Por causa das declarações que teriam sido dadas por, pelo menos um (que se tenha conhecimento) dos empresários intimados a depor na CPI da Câmara de Coari, instalada para apurar indícios de superfaturamento e desvio de recursos públicos nos contratos da Prefeitura com empresas, o Radar bem que tentou contato com vereadores daquele município, pelo telefone – vereadores Natinho, Deca, Clodair, Adnamar….Ou dava fora de área, ou não atendiam ao telefone.
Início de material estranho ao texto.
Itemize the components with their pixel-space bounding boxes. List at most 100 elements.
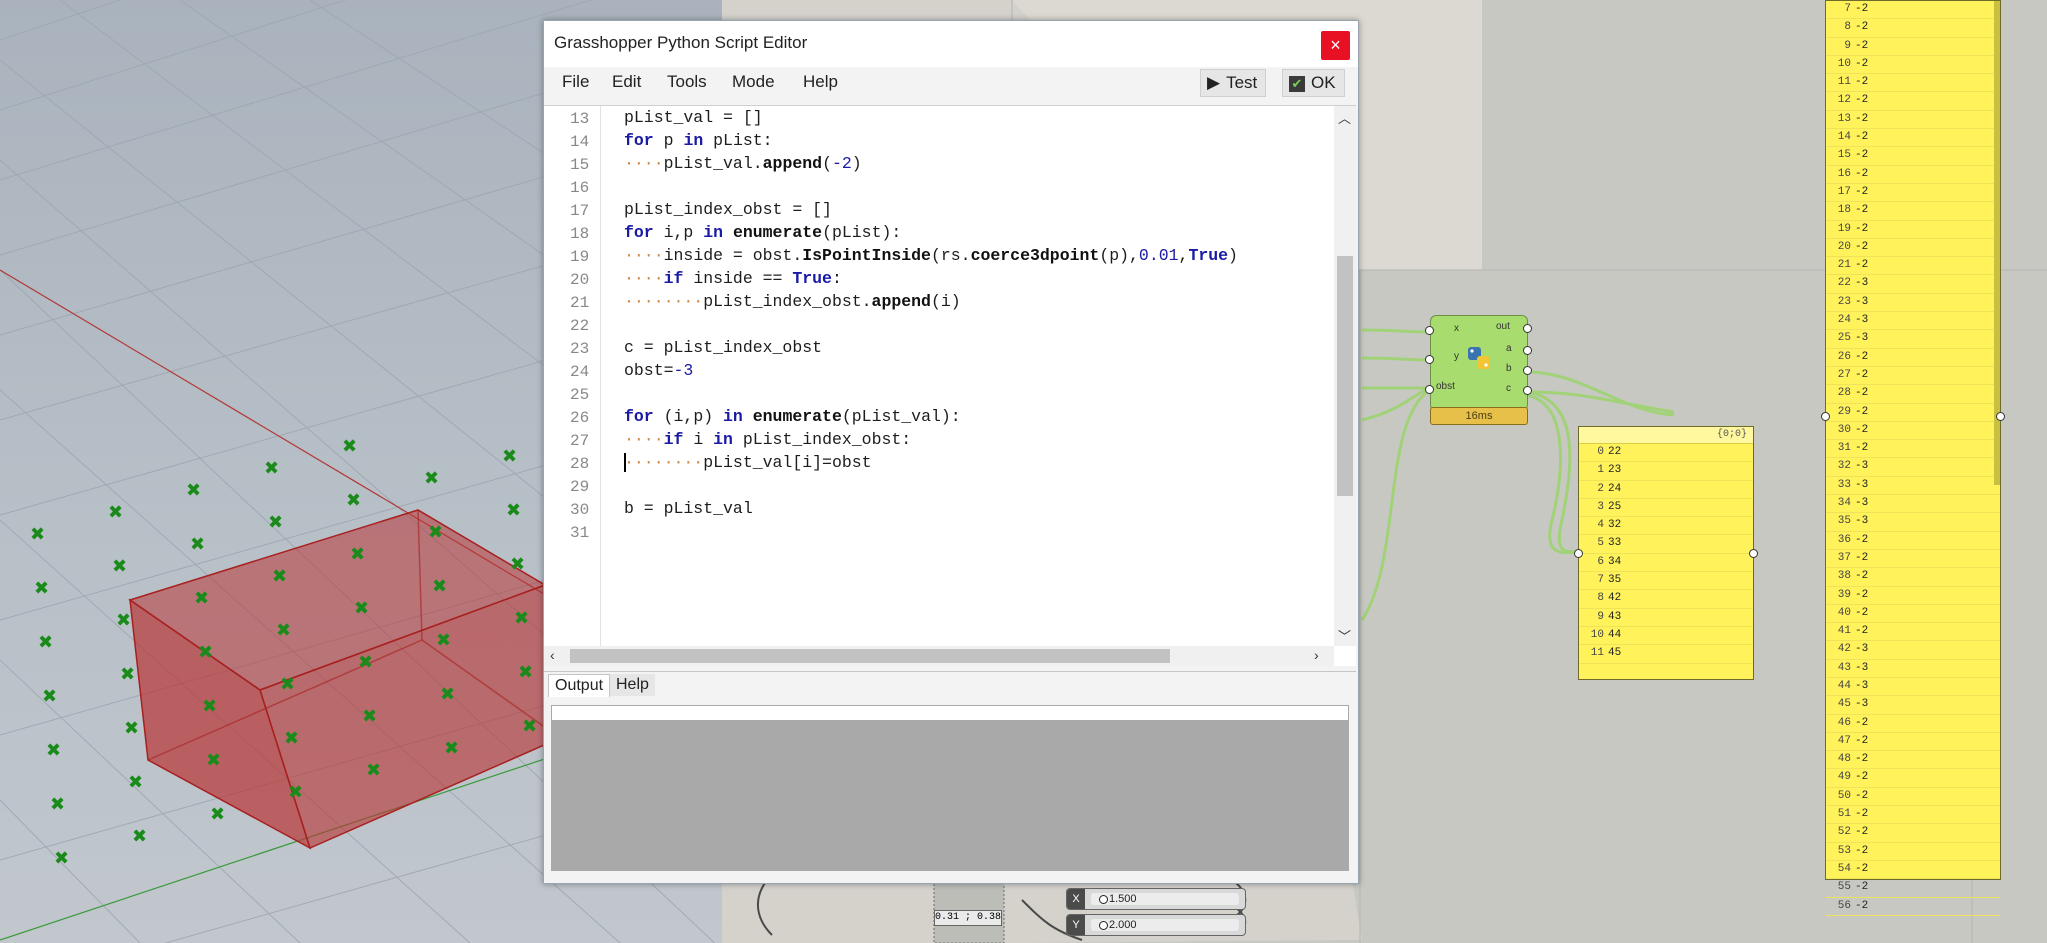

Mas, como nosso Radar é brasileiro, não desiste nunca, passamos a insistir nas tentativas de contato, mas desta vez, para telefones da Câmara Municipal de Coari. A resposta dada, em todos os casos, por quem atendeu os telefonemas, foi sempre a mesma: os vereadores estão para Manaus. Mas, o que estariam fazendo aqui em Manaus, todos ao mesmo tempo? Uma fonte do Radar em Coari deu a seguinte resposta: “Eles foram convocados para uma reunião com o vice-governador José Melo. E o que corre por toda a cidade é que a reunião tem a ver com o relatório final da CPI onde já haveria provas de superfaturamento, e de que essas empresas não estariam recebendo os valores que estão nos contratos”. Segundo ele, o vice-governador estaria se encarregando pessoalmente da Operação “Abafa o caso” ou, melhor dizendo, “Abafa CPI”.

Já sabia

E diz o parceiro do Radar em Coari, que um dos veículos de comunicação de Manaus já sabia de parte do relatório da CPI da Câmara Municipal de Coari, exatamente onde o empresário contou que o valor do contrato celebrado com a Prefeitura de Coari era um, e o pagamento realmente feito à empresa prestadora de serviço era outro. As declarações contando o que estava no relatório teriam sido dadas pelo próprio presidente da CPI, vereador Natinho. Mas, nem uma linha do que o vereador disse veio a público. Não precisa nem explicar o que aconteceu nesse caso do “abafa” na imprensa, não é mesmo?

Abafar? Nunquinha!

Mas, aqui no Radar não tem nada de abafa, não! Desde que os irmãos do interior descobriram o Radar, temos captado suas dores e dado a eles pelo menos o direito de falar, já que estão amordaçados.  Será que ninguém vê o que está ocorrendo no interior do Estado? Seres humanos estão sendo massacrados por uma miséria criada por prefeitos e ex-prefeitos que vão além da questão de meros erros administrativos. A esses caras falta até sentimento de humanidade. Onde está o Deus que eles vivem alardeando? Como pode tirar dinheiro da merenda escolar de crianças, desviar recursos do transporte escolar, da compra de medicamentos, da reforma de escolas de madeira, das necessidades mais básicas de outras pessoas, principalmente de crianças e idosos? Alguém quer me dizer como esses caras conseguem dormir? Ou encarar seus filhos sem sentir vergonha?

Quer um exemplo?

Na cidade mais rica do interior do Amazonas, a segunda maior arrecadação do Estado, perdendo apenas para a capital, Manaus, lá em Coari, a merenda escolar que foi repassada para cada uma das escolas, no final do mês de setembro, para alimentar as crianças durante o mês de outubro, corresponde a uma mísera cesta básica, onde há apenas um quilo de açúcar. Dá pra alguém “abafar” também a fome das nossas crianças no interior?